The search giant already uses previous search behavior to divine what a user is likely to click on in future searches. But moving forward, users can actually move search results either up or down.
"Tailor Google search results to best meet your needs," proclaimed the Google Blog, putting the service in context in its opening paragraph:
Have you ever wanted to mark up Google search results? Maybe you're an avid hiker and the trail map site you always go to is in the 4th or 5th position and you want to move it to the top. Or perhaps it's not there at all and you'd like to add it. Or maybe you'd like to add some notes about what you found on that site and why you thought it was useful.

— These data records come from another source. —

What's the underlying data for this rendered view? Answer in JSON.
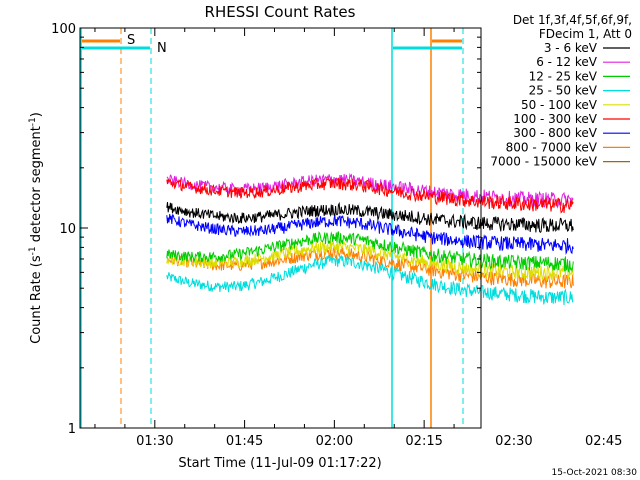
{
  "chart_data": {
    "type": "line",
    "title": "RHESSI Count Rates",
    "xlabel": "Start Time (11-Jul-09 01:17:22)",
    "ylabel_main": "Count Rate (s",
    "ylabel_sup1": "-1",
    "ylabel_mid": " detector segment",
    "ylabel_sup2": "-1",
    "ylabel_end": ")",
    "yscale": "log",
    "ylim": [
      1,
      100
    ],
    "xlim_minutes": [
      -12.5,
      54.5
    ],
    "x_tick_labels": [
      {
        "label": "01:30",
        "minutes": 0
      },
      {
        "label": "01:45",
        "minutes": 15
      },
      {
        "label": "02:00",
        "minutes": 30
      },
      {
        "label": "02:15",
        "minutes": 45
      },
      {
        "label": "02:30",
        "minutes": 60
      },
      {
        "label": "02:45",
        "minutes": 75
      }
    ],
    "y_tick_labels": [
      {
        "label": "1",
        "value": 1
      },
      {
        "label": "10",
        "value": 10
      },
      {
        "label": "100",
        "value": 100
      }
    ],
    "legend_header": [
      "Det 1f,3f,4f,5f,6f,9f,",
      "FDecim 1, Att 0"
    ],
    "legend_position": "right",
    "series": [
      {
        "name": "3 - 6 keV",
        "color": "#000000",
        "x": [
          2,
          6,
          10,
          14,
          18,
          22,
          26,
          30,
          34,
          38,
          42,
          46,
          50,
          54,
          58,
          62,
          66,
          70
        ],
        "values": [
          12.8,
          12.0,
          11.5,
          11.2,
          11.4,
          11.8,
          12.2,
          12.4,
          12.2,
          11.8,
          11.5,
          11.1,
          10.8,
          10.6,
          10.5,
          10.4,
          10.3,
          10.3
        ]
      },
      {
        "name": "6 - 12 keV",
        "color": "#e020e0",
        "x": [
          2,
          6,
          10,
          14,
          18,
          22,
          26,
          30,
          34,
          38,
          42,
          46,
          50,
          54,
          58,
          62,
          66,
          70
        ],
        "values": [
          17.5,
          16.5,
          16.0,
          15.6,
          15.9,
          16.5,
          17.2,
          17.6,
          17.1,
          16.4,
          15.8,
          15.2,
          14.8,
          14.5,
          14.2,
          14.0,
          13.9,
          13.8
        ]
      },
      {
        "name": "12 - 25 keV",
        "color": "#00cc00",
        "x": [
          2,
          6,
          10,
          14,
          18,
          22,
          26,
          30,
          34,
          38,
          42,
          46,
          50,
          54,
          58,
          62,
          66,
          70
        ],
        "values": [
          7.4,
          7.2,
          7.2,
          7.4,
          7.8,
          8.3,
          8.8,
          9.0,
          8.8,
          8.3,
          7.8,
          7.4,
          7.1,
          6.9,
          6.8,
          6.7,
          6.7,
          6.6
        ]
      },
      {
        "name": "25 - 50 keV",
        "color": "#00dddd",
        "x": [
          2,
          6,
          10,
          14,
          18,
          22,
          26,
          30,
          34,
          38,
          42,
          46,
          50,
          54,
          58,
          62,
          66,
          70
        ],
        "values": [
          5.7,
          5.3,
          5.1,
          5.1,
          5.4,
          5.9,
          6.5,
          6.9,
          6.7,
          6.2,
          5.7,
          5.3,
          5.0,
          4.8,
          4.7,
          4.6,
          4.5,
          4.5
        ]
      },
      {
        "name": "50 - 100 keV",
        "color": "#dddd00",
        "x": [
          2,
          6,
          10,
          14,
          18,
          22,
          26,
          30,
          34,
          38,
          42,
          46,
          50,
          54,
          58,
          62,
          66,
          70
        ],
        "values": [
          7.0,
          6.8,
          6.7,
          6.8,
          7.1,
          7.5,
          7.9,
          8.1,
          7.9,
          7.5,
          7.0,
          6.7,
          6.4,
          6.2,
          6.1,
          6.0,
          6.0,
          6.0
        ]
      },
      {
        "name": "100 - 300 keV",
        "color": "#ff0000",
        "x": [
          2,
          6,
          10,
          14,
          18,
          22,
          26,
          30,
          34,
          38,
          42,
          46,
          50,
          54,
          58,
          62,
          66,
          70
        ],
        "values": [
          17.0,
          16.0,
          15.4,
          15.0,
          15.2,
          15.8,
          16.4,
          16.8,
          16.4,
          15.7,
          15.0,
          14.4,
          14.0,
          13.6,
          13.4,
          13.2,
          13.1,
          13.0
        ]
      },
      {
        "name": "300 - 800 keV",
        "color": "#0000ff",
        "x": [
          2,
          6,
          10,
          14,
          18,
          22,
          26,
          30,
          34,
          38,
          42,
          46,
          50,
          54,
          58,
          62,
          66,
          70
        ],
        "values": [
          11.2,
          10.4,
          9.9,
          9.6,
          9.7,
          10.1,
          10.6,
          10.9,
          10.6,
          10.0,
          9.5,
          9.0,
          8.7,
          8.5,
          8.4,
          8.3,
          8.2,
          8.2
        ]
      },
      {
        "name": "800 - 7000 keV",
        "color": "#ff8000",
        "x": [
          2,
          6,
          10,
          14,
          18,
          22,
          26,
          30,
          34,
          38,
          42,
          46,
          50,
          54,
          58,
          62,
          66,
          70
        ],
        "values": [
          7.0,
          6.7,
          6.5,
          6.5,
          6.7,
          7.0,
          7.4,
          7.6,
          7.3,
          6.9,
          6.5,
          6.2,
          5.9,
          5.7,
          5.6,
          5.5,
          5.4,
          5.4
        ]
      },
      {
        "name": "7000 - 15000 keV",
        "color": "#a06a00",
        "x": [],
        "values": []
      }
    ],
    "attenuator_markers": [
      {
        "label": "S",
        "color": "#ff8000"
      },
      {
        "label": "N",
        "color": "#00dddd"
      }
    ]
  },
  "footer_timestamp": "15-Oct-2021 08:30"
}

Modifications made on a person's customized search will appear every time the user conducts the same search in the future. Access the capability by logging in to your customized Google page.
To make the most of crowdsourced wisdom, the function includes a built-in feature that enables searchers to "share insights." Access the community by clicking on the link marked "See all notes for this SearchWiki."
According to Google, customized search results will not affect the search results of other users. But it is likely a search edited the same way by a large number of people will ultimately be incorporated into the broader algorithm. Enabling searchers to customize search results will also provide valuable insight in what users actually mean when they type a query into the engine.
As of October, Google served 72% of searches in the US.